The new recompense is far below the initially proposed $260 per inch that tree advocates say was needed to better match what it costs to replant and care for a tree until it can sustain on its own. The initial proposal didn't have any cap on fees.

Nabil Hammam, who owns luxury home contracting firm Hammer Head Construction and helped draft the revised ordinance as co-chair of the Atlanta Tree Conservation Commission, called the changes “very disappointing.” 

“We worked hard at it for years,” he told Bisnow Tuesday. “We thought we had come to a good place.”

Hammam said he was most upset that a previously planned preservation requirement that would have made developers save certain key trees on their site was excised from the final legislation. While developers do have to replant trees, even earning a credit toward the recompense for planting new trees on their own property, the city’s new rules won’t save old trees from being taken down.

He also criticized the penalty increase for illegally removing trees, which will rise from $100K to $200K per acre, as not going far enough.

“If you step back and look at the numbers, you’ll see that that’s not going to make a difference” for a developer to clear-cut a lot, Hammam said. 

The new ordinance had a long and contentious road to final passage this week. The initial bill was introduced in December, creating an outcry among both residential and commercial developers who said the penalties were too steep and would slow down the production of desperately needed affordable housing. 

But proponents say the stringent rules were needed to help preserve Atlanta’s renowned tree canopy, a feature that earned the city the nickname “City in the Forest.” The city’s goal is to bring tree coverage back to 50% of the city's land. That coverage had dropped at least 46.5% as of 2018 as development surged in the city limits. 

Last week, the city council’s Community Development/Human Resources Committee passed the watered-down version of the proposal that stripped preservation standards, a move lambasted by tree advocates who also sought to remove all financial caps that would have limited developers' tree removal costs, The Atlanta-Journal Constitution reported

The approved version also adds other features, including $400K a year in financial assistance for low-income seniors who have to remove trees on their property and funds to hire two more city arborists.
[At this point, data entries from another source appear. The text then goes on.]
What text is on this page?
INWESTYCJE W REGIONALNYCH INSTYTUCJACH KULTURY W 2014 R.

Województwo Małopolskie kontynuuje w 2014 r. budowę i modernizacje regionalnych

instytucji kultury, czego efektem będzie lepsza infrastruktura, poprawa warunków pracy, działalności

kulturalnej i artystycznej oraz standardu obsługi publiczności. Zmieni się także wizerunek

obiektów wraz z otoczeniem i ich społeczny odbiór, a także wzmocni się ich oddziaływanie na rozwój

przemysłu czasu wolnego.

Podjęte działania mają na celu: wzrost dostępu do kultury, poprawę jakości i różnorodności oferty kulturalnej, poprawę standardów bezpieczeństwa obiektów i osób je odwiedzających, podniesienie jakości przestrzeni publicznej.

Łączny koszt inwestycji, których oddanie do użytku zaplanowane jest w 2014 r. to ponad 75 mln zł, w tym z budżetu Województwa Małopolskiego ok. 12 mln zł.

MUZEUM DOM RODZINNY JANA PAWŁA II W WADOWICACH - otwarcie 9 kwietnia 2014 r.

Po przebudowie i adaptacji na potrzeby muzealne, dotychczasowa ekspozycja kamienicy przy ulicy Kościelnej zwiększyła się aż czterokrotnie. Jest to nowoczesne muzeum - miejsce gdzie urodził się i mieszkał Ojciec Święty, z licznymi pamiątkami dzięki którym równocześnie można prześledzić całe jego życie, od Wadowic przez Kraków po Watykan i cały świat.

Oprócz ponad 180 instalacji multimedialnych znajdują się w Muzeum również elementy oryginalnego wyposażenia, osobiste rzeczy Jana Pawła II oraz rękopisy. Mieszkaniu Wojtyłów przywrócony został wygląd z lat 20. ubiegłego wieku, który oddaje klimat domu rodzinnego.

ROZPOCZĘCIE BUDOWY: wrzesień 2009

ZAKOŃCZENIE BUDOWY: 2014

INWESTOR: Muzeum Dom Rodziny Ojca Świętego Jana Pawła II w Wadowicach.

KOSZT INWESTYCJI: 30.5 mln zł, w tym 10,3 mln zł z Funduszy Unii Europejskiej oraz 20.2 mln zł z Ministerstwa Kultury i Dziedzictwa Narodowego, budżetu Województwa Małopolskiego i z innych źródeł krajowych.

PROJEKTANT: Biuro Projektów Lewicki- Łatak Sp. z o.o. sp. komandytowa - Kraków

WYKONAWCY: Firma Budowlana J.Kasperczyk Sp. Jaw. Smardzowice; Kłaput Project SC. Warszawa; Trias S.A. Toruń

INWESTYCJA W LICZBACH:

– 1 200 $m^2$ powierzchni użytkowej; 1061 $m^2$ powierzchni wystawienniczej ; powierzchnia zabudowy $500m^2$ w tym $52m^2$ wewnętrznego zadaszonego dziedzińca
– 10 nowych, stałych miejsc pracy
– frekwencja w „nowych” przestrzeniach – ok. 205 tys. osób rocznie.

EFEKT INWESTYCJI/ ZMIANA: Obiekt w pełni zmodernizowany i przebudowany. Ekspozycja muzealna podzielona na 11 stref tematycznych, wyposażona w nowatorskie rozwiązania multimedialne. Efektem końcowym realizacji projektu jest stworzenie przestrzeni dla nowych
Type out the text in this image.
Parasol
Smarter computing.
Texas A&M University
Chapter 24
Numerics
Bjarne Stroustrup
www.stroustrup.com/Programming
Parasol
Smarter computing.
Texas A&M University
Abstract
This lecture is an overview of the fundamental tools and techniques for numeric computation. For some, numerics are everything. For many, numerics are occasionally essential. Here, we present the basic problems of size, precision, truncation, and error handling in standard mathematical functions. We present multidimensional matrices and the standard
Atlanta Council Member Matt Westmoreland, who has been involved in efforts to change the tree ordinance since 2019, said he was pleased with the final product that was passed by the council even though it was never going to placate everyone. 

“My north star on this issue was: How do we update our tree ordinance for the first time in 25 years, that makes meaningful changes? What we passed yesterday is a significant improvement for the tree canopy in Atlanta,” Westmoreland said. “When 15 out of 15 people can vote on something, I think we've progressed on the issue.”

While Cheeks said he supports the final form of the bill, the homebuilder told Bisnow the new requirements may force him to pass on potentially developing some city lots, especially if the housing he builds is above the 80% of area median income ceiling that would give recompense breaks to developers. 

“I would be screaming bloody murder right now if one of the previous drafts were adopted,” Cheeks said. “At the end of the day, that’s where good negotiation is: Everybody is upset.”